UnitedHealthcare made headlines at HLTH by announcing the launch of NavigateNOW, a virtual-first health plan that offers an integrated approach to providing care both virtually and in-person.
- NavigateNOW is a collaborative effort between UnitedHealth’s payor arm and its Optum subsidiary that seeks to capitalize on the industry-wide shift towards hybrid care. The virtual-first health plan is designed to provide patients with a personalized virtual care team for medical and behavioral health services with a seamless hand-off to in-person treatment if needed.
- Availability begins later this year in nine initial markets, with a goal of expanding to large employers and over 25 markets by the end of 2022. NavigateNOW offers members no copays for common services, unlimited 24/7 physician access, and reduces plan premiums by approximately 15%.
- The collaboration leverages Optum’s primary care and behavioral healthcare services, with UnitedHealthcare’s national provider network available for in-person visits. The integrated care model is designed to identify health issues earlier, encourage preventive care, and deliver services in the most appropriate setting.
It’s a strategic priority for UnitedHealth to take advantage of the overlap between Optum and UnitedHealthcare, and NavigateNOW is the first major launch in that initiative. NavigateNOW is UnitedHealth’s first virtual-first primary care plan, and combining Optum’s digital resources with a large clinical footprint gives the service strong value proposition within the digital health market.
Optum, a subsidiary of UnitedHealth, recently began selling prescription medications online directly to patients.

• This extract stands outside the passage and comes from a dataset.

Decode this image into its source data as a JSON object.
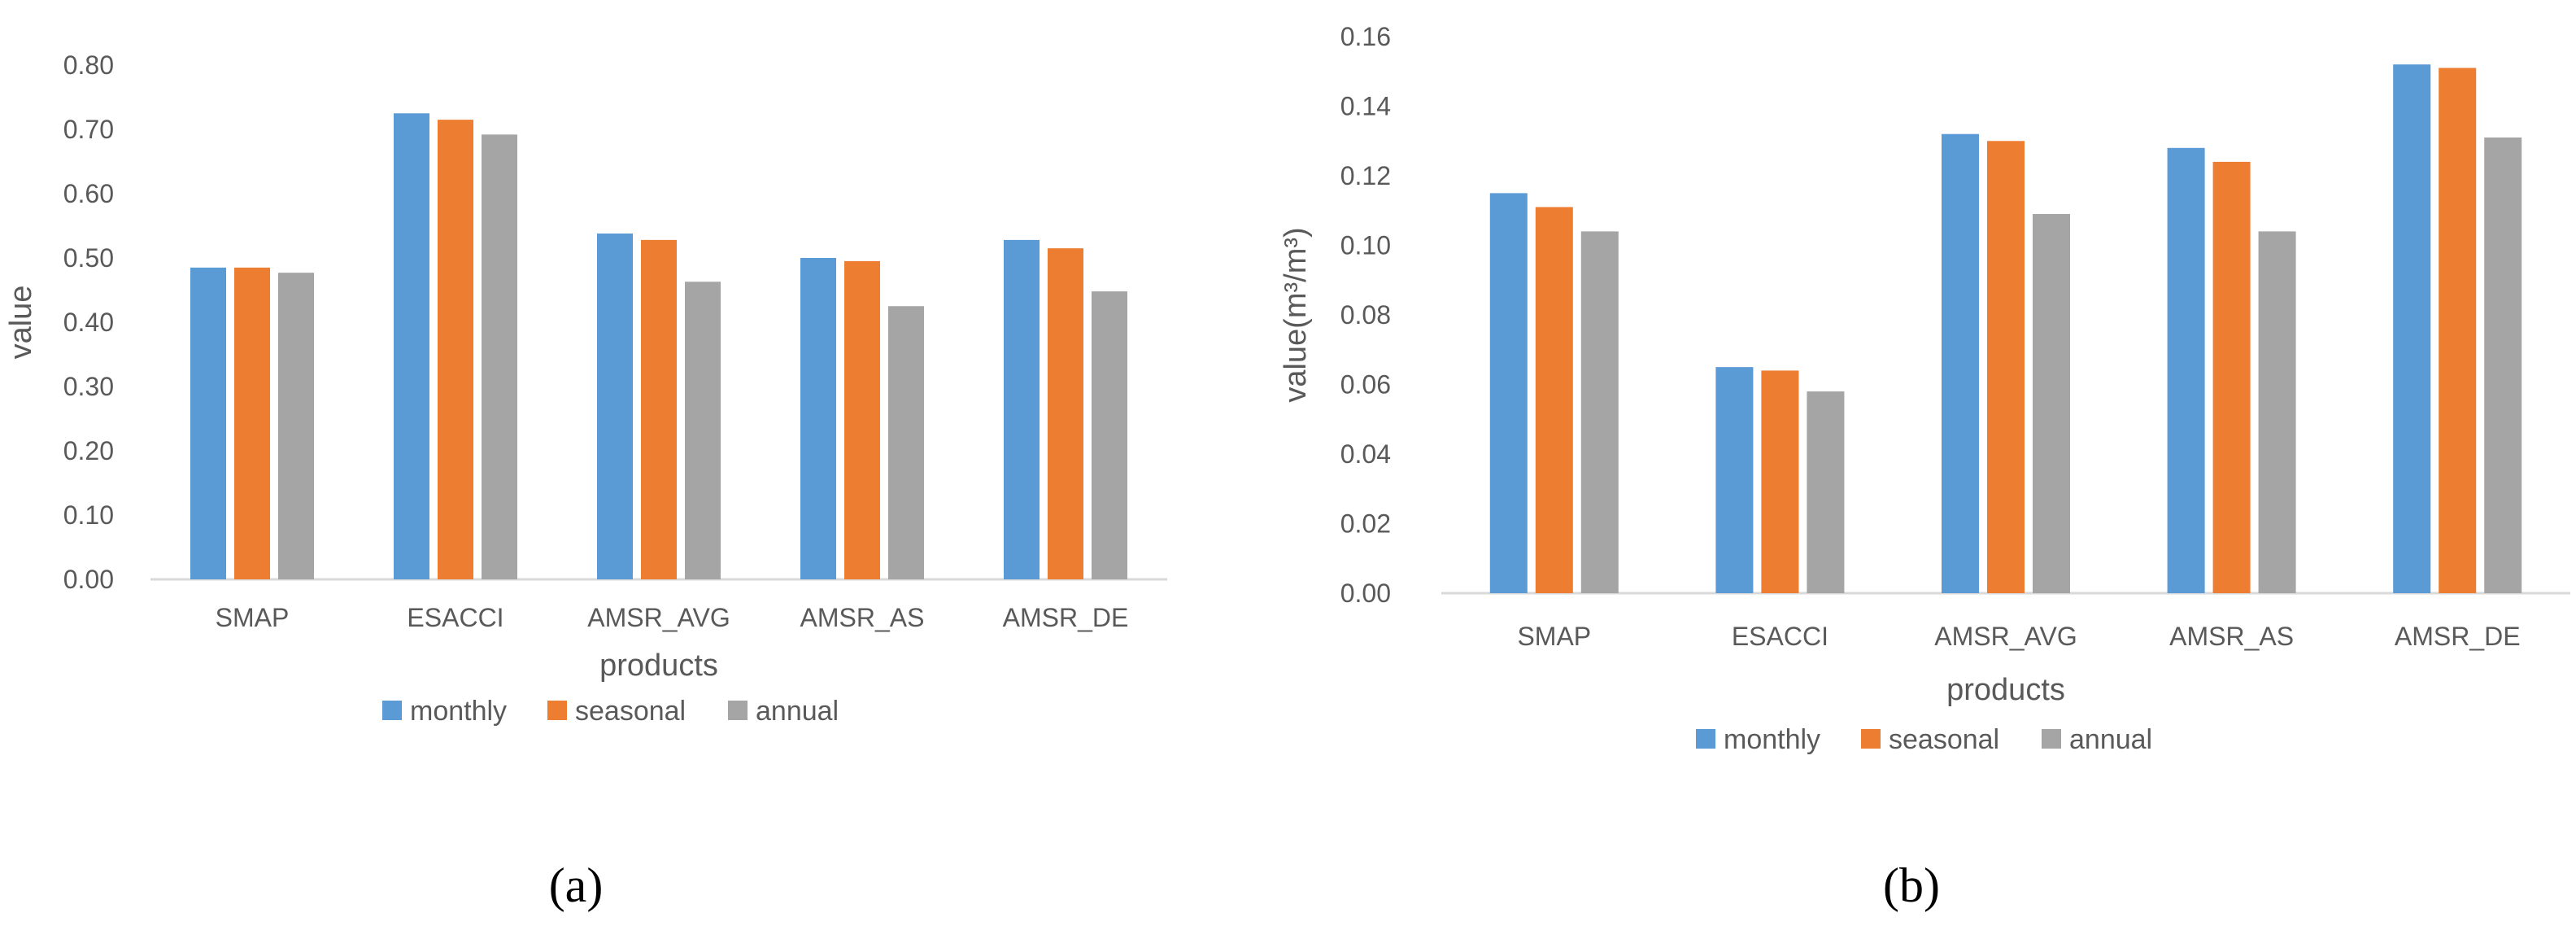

The company also began offering telehealth services to provide prescriptions to treat depression, erectile dysfunction, and other common illnesses – directly challenging startups such as Ro and Hims that offer online access to drugs for many of the same ailments.
UnitedHealth is the most profitable US healthcare company, with net income totaling $15.8b in 2020, and Optum is its fastest growing business segment. The company has expanded far beyond its payer roots and now employs or contracts over 50k physicians.
Optum launched its online storefront in November 2020 before adding pharmacy and healthcare services in June. It’s recent redesign and cash payment options make it more friendly to digitally native consumers.
- The Strategy – More Americans are paying directly for healthcare, and by offering cash services to either uninsured or budget-constrained patients, Optum is increasing access to healthcare.
- The Real Strategy – Optum’s entrance into the direct-to-consumer world defends against rising competition from retail giants such as Amazon and Walmart, both of which have launched digital pharmacy options as membership incentives.
UnitedHealth’s largest competitive advantage is its vertical integration. It operates the largest US commercial insurance provider, a substantial pharmacy benefits manager, and is one of the biggest employers of physicians in the country. It’s recent expansion deepens this integration, while keeping patient money in-house amid a sea of new competition.